Today the town common is ostensibly managed by the Diamantina Shire council.
But senior lecturer in geography and planning at Macquarie University, Miriam Williams, says the idea of commons is largely defined by how a space is used and by the people who “common it”.
Land owned privately or by the state, from roadside verges to sports fields to old churches, can and do become commons. The ancient idea, she says, is gaining contemporary traction in the contemporary world.
“There is something really appealing about the idea of commons and commoning,” she says.
“Because it is not about individual wealth, it is actually about our collective wealth and our collective wellbeing and that, the benefit of a property, is shared amongst our community.”
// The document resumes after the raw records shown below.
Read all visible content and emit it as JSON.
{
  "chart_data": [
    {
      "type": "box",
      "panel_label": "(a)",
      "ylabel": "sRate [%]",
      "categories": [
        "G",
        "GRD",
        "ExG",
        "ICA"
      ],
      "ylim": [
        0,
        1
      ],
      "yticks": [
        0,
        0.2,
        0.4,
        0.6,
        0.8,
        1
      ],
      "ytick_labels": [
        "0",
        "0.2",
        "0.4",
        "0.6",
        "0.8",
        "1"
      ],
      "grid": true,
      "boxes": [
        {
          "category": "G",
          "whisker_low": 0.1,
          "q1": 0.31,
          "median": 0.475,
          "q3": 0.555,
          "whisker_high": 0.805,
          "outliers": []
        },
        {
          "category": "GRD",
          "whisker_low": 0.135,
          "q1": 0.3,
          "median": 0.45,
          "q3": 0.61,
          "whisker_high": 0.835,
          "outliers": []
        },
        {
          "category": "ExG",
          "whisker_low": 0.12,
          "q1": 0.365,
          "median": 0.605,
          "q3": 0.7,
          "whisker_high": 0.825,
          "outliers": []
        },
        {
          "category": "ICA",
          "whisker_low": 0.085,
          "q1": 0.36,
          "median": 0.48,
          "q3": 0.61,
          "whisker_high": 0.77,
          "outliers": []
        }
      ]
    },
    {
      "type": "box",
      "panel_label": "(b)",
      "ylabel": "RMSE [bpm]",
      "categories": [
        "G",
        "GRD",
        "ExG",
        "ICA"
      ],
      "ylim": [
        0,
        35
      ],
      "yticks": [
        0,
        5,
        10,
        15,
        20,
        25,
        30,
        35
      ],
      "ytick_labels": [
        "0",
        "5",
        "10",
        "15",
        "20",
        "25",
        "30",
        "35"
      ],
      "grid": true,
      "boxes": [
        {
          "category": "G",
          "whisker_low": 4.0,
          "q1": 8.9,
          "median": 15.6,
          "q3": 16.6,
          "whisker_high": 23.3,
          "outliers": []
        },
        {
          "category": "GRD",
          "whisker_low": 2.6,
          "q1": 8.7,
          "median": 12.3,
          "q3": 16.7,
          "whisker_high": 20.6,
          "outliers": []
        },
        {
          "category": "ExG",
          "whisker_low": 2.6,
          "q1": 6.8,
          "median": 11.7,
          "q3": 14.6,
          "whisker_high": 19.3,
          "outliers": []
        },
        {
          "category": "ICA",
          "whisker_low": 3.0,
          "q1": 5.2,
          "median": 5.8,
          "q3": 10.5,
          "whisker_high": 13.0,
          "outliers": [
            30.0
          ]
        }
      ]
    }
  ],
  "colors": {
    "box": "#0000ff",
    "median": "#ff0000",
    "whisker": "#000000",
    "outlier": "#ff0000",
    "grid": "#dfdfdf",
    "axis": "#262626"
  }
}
Tyson Yunkaporta, senior lecturer of Indigenous knowledges at Deakin University, says that while the Birdsville common was born from European settler custom, its modern use has some echoes of earlier lore.
“We have areas where we care for each other and we have common areas for ceremony, even between different tribes,” the Aboriginal author and academic says.
“Birdsville races could be seen as a ceremony and a ritual.”
His partner, Megan Kelleher, whose PhD is exploring block chain and Indigenous knowledge systems, is quick to point out the differences.
There is not “the totemically assigned obligation” to care for country that helped Indigenous people avoid what European scholars would name the tragedy of the commons, nor “the deep knowledge of seasonality” accumulated over tens of thousands of years of continual occupation.
“Give them a minute, they’re evolving!” Yunkaporta counters. “They’ve only had 200 years.”
And the Birdsville common continues to change. Gone is the era of the goat. Don Rowlands’ mother-in-law had the last herd, back in the 1970s.
On race weekend, it’s first in best dressed for campers. Some people turn up weeks in advance to get a prime spot on the river.
Council installs rubbish skips and shower blocks temporarily, while an environmental levee added to the races tickets goes towards looking after the common.
And once the crowd deserts the desert, the common remains a place to wander freely and to roll a swag by the banks of the Diamantina.
“Anyone travelling through can rest in this common for a few days before putting back on the track,” Rowlands says.
“It’s just available for anyone and everyone.”